La coupe est pleine. Par ailleurs, ce qui arrive en ce moment à Eric
Zemmour symbolise parfaitement le degré de frilosité aigüe dans notre
société médiatique. Comme le disait très bien avant-hier l’avocat
général Philippe Bliger, depuis convoqué par sa hiérarchie, personne n’a
analysé les propos du journaliste pour se demander si en effet la
proportion de français d’origine africaine était celle indiquée. Il a
osé parler de la délinquance africaine en France, c’est donc un boutefeu
qui doit être immédiatement cloué au pilori du politiquement correct.

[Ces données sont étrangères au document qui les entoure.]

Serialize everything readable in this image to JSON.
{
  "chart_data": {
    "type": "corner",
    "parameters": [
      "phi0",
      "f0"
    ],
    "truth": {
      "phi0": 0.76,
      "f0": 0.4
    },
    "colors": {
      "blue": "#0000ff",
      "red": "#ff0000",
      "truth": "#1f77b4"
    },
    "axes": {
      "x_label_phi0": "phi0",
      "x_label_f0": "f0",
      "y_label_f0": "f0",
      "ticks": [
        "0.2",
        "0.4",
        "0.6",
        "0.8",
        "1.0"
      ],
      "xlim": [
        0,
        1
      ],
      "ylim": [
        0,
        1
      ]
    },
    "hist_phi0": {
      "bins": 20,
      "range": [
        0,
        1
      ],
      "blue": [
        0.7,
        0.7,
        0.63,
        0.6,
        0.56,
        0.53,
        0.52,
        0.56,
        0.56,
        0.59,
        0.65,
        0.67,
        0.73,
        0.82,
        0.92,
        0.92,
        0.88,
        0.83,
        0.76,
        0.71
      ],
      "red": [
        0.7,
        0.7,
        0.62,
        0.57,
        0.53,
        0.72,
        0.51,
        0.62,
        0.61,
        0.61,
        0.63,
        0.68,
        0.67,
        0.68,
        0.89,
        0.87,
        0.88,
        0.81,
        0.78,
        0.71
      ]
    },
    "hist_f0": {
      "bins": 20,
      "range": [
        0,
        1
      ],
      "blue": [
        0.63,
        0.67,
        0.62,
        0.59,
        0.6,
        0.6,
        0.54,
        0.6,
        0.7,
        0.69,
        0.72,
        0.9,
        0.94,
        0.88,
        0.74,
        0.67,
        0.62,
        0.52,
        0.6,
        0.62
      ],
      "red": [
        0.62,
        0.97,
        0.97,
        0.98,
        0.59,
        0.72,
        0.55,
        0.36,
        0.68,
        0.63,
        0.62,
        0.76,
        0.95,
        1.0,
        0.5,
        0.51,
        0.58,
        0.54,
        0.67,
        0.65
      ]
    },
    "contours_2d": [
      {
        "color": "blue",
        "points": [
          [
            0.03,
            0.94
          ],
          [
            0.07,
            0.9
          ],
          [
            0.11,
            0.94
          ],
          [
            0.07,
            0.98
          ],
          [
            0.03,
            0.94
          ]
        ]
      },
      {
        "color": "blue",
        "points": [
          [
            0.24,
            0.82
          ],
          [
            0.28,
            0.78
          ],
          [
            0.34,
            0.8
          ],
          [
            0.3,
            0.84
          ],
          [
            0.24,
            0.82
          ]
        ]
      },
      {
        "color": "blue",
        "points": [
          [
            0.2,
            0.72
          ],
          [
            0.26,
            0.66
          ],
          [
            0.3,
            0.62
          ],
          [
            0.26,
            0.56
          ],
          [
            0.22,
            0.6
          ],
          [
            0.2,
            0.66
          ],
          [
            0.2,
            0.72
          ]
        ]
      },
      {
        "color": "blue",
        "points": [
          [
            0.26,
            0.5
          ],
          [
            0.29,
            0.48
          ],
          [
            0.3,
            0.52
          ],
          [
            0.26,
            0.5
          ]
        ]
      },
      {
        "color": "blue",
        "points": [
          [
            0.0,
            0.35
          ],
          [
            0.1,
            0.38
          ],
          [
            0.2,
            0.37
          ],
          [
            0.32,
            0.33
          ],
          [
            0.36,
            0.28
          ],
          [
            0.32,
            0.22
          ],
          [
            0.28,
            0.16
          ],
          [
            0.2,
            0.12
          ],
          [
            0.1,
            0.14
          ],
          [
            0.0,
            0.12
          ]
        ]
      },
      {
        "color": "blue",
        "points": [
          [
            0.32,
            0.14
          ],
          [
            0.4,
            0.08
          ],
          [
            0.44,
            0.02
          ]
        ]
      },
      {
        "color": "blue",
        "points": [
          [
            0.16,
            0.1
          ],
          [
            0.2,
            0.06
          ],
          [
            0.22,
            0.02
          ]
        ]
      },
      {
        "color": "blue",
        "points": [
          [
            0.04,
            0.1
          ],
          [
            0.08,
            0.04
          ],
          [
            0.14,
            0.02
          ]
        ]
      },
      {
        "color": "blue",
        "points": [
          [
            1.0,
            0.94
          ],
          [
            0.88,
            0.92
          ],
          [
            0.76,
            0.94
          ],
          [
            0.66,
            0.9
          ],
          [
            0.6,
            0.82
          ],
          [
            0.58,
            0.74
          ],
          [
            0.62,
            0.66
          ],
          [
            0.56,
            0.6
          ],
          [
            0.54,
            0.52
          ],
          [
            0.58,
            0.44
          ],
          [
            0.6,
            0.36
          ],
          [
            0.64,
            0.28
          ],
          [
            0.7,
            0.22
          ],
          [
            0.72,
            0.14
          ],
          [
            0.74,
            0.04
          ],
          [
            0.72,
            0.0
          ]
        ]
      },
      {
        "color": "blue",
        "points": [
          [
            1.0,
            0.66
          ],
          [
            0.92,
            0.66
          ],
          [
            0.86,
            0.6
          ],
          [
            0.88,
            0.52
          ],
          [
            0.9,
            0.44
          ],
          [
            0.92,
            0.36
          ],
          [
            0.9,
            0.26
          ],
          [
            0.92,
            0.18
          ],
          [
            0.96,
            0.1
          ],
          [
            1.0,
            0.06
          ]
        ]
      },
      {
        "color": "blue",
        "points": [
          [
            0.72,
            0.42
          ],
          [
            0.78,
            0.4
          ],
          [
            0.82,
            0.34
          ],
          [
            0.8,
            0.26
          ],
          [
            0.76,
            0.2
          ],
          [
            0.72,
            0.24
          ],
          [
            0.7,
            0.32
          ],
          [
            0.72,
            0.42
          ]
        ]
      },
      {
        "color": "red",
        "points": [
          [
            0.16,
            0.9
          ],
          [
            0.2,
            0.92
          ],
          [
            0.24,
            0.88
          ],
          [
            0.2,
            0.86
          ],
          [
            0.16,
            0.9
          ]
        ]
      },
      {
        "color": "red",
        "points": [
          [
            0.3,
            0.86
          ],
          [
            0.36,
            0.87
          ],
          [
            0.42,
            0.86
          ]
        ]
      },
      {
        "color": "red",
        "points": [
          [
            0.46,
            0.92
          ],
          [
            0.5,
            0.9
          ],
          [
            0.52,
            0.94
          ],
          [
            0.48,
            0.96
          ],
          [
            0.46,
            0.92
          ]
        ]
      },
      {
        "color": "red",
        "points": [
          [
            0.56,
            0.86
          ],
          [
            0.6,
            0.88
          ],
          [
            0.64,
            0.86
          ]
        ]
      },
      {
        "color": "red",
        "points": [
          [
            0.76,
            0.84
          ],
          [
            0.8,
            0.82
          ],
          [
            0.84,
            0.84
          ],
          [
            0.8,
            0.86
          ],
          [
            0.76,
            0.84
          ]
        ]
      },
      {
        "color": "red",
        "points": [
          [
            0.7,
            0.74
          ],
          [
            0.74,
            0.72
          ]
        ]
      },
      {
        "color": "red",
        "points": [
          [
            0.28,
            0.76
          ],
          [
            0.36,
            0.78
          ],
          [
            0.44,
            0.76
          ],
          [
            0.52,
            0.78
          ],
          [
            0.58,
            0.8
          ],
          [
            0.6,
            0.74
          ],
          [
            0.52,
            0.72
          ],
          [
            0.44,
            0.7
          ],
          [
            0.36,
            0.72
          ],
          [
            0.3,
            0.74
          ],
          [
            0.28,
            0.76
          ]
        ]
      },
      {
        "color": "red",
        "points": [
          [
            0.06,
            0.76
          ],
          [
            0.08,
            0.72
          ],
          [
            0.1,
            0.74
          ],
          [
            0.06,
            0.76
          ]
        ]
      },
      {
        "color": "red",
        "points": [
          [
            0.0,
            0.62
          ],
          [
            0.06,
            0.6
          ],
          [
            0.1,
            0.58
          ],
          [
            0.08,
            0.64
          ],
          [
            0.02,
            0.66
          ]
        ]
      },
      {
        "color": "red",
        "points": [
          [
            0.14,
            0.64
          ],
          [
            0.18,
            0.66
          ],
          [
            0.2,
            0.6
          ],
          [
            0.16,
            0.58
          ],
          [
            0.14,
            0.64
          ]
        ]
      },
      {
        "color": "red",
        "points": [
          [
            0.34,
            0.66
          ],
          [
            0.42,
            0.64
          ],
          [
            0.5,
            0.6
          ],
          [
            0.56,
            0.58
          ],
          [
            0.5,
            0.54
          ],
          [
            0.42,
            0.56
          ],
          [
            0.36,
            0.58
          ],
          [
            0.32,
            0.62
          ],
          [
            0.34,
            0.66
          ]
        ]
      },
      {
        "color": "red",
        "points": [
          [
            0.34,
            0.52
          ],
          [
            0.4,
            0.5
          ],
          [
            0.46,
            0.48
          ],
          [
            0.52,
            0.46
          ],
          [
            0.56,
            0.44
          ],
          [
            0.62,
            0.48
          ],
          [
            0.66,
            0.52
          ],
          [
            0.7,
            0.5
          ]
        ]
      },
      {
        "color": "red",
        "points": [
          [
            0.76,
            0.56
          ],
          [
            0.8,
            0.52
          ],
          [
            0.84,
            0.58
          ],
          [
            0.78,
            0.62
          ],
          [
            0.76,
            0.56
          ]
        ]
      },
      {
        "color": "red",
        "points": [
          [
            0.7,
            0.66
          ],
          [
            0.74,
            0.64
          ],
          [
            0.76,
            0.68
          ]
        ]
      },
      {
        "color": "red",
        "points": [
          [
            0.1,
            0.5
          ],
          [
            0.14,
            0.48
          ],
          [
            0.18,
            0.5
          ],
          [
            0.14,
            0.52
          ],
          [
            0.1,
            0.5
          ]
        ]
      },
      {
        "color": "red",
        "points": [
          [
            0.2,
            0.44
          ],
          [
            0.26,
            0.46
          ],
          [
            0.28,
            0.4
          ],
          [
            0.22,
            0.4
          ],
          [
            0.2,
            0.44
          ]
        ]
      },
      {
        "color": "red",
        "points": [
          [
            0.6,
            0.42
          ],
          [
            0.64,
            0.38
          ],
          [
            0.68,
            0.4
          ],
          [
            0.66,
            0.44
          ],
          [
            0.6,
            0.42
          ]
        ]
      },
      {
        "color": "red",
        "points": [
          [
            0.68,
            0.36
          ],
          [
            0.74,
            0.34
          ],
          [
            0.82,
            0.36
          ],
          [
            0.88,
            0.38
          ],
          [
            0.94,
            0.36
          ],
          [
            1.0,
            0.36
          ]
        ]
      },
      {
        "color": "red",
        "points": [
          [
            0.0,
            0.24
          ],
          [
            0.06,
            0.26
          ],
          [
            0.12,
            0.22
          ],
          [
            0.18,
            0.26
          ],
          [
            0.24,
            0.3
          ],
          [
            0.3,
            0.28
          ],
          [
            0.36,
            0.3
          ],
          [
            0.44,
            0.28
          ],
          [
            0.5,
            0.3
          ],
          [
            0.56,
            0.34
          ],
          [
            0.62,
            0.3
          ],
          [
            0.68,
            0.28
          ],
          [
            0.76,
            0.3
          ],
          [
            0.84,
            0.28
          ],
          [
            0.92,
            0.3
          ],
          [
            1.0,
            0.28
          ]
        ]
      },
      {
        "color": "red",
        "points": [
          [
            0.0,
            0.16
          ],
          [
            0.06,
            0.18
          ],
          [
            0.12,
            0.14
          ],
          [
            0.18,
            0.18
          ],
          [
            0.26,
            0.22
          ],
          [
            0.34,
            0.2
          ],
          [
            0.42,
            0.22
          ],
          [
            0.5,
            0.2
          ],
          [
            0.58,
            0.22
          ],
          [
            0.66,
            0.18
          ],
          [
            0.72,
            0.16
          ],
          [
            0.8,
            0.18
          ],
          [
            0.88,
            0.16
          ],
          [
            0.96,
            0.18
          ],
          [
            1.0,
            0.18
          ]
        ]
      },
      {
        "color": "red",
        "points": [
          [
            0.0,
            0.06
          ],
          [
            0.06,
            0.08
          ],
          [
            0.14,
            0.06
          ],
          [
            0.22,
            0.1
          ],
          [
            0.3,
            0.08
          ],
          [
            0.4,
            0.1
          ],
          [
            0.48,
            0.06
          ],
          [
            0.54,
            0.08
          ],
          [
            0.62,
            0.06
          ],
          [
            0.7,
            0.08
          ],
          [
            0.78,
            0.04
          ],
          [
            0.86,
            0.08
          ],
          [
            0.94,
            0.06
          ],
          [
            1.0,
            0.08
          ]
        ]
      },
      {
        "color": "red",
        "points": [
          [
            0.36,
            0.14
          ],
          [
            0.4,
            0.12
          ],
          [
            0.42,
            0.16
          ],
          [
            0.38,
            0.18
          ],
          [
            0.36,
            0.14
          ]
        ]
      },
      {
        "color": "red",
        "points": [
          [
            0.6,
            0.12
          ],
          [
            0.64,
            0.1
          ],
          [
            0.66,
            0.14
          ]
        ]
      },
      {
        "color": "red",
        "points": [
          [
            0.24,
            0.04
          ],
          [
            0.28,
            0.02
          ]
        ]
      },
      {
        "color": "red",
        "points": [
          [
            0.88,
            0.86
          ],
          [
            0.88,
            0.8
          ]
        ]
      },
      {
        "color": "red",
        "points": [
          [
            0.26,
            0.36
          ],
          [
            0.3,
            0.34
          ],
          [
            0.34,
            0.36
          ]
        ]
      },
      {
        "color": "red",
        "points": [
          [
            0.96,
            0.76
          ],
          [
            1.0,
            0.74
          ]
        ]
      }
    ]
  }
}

Malheureusement, il faut en parler, et vite, et longtemps, et de façon
fouillée et précise. « Pour en faire quoi ? » disait ce matin sur RMC
judicieusement Bégaudeau, étonnamment mesuré sur la sortie de Zemmour,
et prêt, lui, à échanger les arguments et non les invectives ou les
menaces de saisies judiciaires.
Je suis professeur de l’Education Nationale. Je suis fonctionnaire de
l’Etat. Comme pour monsieur Bliger, je suis responsable de mes propos
devant ma hiérarchie et je ne sais si mon droit de réserve s’applique ou
non, mais je vais parler quand même.
Non, tous les actes de violences ne sont pas commis dans les écoles par
des élèves d’origine africaine. Ca serait statistiquement faux. De
nombreux petits « souchiens », selon le mot désormais célèbre de la si
radieuse Boultedja, commettent incivilités, dégradations et sont
régulièrement exclus ou soumis à des conseils de discipline. Parents
débordés, ayant souvent connu eux même l’échec à l’école, mariés jeunes,
multipliant les enfants et les allocations, les télévisions écrans
plats et les portables et pleurant sur la crise tout en veillant au
bien être de leurs bambins, ou plutôt leur propre bien être. Ces derniers
assurent en effet leur tranquillité en achetant une paix sociale avec
leurs enfants. Ceux-ci on leur ordinateurs dans leur chambre, surfent
sur facebook et msn jusqu’à 3 heures du matin, sans aucune surveillance
ou en se jouant superbement de la pseudo autorité parentale. Pas un jour
sans que mes collègues confisquent des consoles de jeu ou portables
cachés dans leur cartable. Ces « petits blancs » là sont avant tout des
jeunes en totale perdition, sans repère, sans autorité d’un père souvent
absent, couvés par un système doltoïsé et maintenu dans leur état
d’enfant roi par un corps enseignant essentiellement féminin au collège.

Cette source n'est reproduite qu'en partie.